While ML-based AI systems are increasingly deployed in safety-critical settings, they continue to remain unreliable under adverse conditions that violate underlying statistical assumptions. In my work, I aim to (i) understand the conditions under which a lack of reliability can occur and (ii) reason rigorously about the limits of robustness, during both training and test phases.
In the first part of the talk, I demonstrate the existence of strong but stealthy training-time attacks on federated learning, a recent paradigm in distributed learning. I show how a small number of compromised agents can modify model parameters via optimized updates to ensure desired data is misclassified by the global model, while bypassing custom detection methods. Experimentally, this model poisoning attack leads to a lack of reliable prediction on standard datasets.
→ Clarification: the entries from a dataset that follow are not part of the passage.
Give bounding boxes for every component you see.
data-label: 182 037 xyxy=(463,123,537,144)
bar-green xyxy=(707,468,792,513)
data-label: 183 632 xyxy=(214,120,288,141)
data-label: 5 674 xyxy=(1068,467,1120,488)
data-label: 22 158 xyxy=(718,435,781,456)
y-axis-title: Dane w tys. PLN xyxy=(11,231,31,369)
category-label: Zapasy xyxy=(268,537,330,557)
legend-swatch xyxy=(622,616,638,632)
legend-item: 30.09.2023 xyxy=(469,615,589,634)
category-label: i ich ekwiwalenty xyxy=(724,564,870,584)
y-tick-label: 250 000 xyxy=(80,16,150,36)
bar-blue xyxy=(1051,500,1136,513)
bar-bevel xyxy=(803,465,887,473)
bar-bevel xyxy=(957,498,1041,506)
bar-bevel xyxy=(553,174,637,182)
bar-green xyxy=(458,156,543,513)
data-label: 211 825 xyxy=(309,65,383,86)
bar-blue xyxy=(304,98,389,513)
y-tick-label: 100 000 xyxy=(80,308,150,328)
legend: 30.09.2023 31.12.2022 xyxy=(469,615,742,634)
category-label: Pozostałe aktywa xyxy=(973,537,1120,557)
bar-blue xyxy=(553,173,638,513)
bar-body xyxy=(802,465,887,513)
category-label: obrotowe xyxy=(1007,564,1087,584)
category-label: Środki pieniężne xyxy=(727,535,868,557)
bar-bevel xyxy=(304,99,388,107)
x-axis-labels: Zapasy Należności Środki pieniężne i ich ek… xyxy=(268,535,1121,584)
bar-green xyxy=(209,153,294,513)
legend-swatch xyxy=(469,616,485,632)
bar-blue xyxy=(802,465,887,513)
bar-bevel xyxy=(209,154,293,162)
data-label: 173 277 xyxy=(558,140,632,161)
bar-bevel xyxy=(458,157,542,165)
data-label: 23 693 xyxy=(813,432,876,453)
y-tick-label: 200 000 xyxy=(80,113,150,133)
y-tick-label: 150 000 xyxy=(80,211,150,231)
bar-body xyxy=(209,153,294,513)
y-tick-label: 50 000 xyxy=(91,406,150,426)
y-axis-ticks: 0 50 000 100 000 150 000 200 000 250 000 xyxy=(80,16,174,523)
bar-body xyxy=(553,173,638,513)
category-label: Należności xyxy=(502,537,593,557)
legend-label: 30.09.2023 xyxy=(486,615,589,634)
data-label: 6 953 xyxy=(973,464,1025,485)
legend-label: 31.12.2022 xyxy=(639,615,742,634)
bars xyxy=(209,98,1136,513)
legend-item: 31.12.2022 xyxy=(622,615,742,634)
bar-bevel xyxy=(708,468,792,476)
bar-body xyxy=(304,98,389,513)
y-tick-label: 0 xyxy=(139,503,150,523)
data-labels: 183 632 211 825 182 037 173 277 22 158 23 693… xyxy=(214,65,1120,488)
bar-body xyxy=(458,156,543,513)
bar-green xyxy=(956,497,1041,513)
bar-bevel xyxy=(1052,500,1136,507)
Test-time attacks via adversarial examples, i.e. imperceptible perturbations to test inputs, have sparked an attack-defense arms race. In the second part of the talk, I step away from this arms race to provide model-agnostic fundamental limits on the loss under adversarial input perturbations. The robust loss is shown to be lower bounded by the optimal transport cost between class-wise distributions using an appropriate adversarial point-wise cost, the latter of which can be efficiently computed via a linear program for empirical distributions of interest.
To conclude, I will discuss my ongoing efforts and future vision towards building continuously reliable and accessible ML systems by accounting for novel attack vectors and new ML paradigms such as generative AI, as well as developing algorithmic tools to improve performance in data-scarce regimes.
Short Bio:
Arjun Bhagoji is a Research Scientist in the Department of Computer Science at the University of Chicago. He obtained his Ph.D. in Electrical and Computer Engineering from Princeton University, where he was advised by Prateek Mittal. Before that, he received his Dual Degree (B.Tech+M.Tech) in Electrical Engineering at IIT Madras, where he was advised by Andrew Thangaraj and Pradeep Sarvepalli. Arjun's research has been recognized with a Spotlight at the NeurIPS 2023 conference, the Siemens FutureMakers Fellowship in Machine Learning (2018-2019) and the 2018 SEAS Award for Excellence at Princeton University. He was a 2021 UChicago Rising Star in Data Science, a finalist for the 2020 Bede Liu Best Dissertation Award in Princeton's ECE Department and a finalist for the 2017 Bell Labs Prize.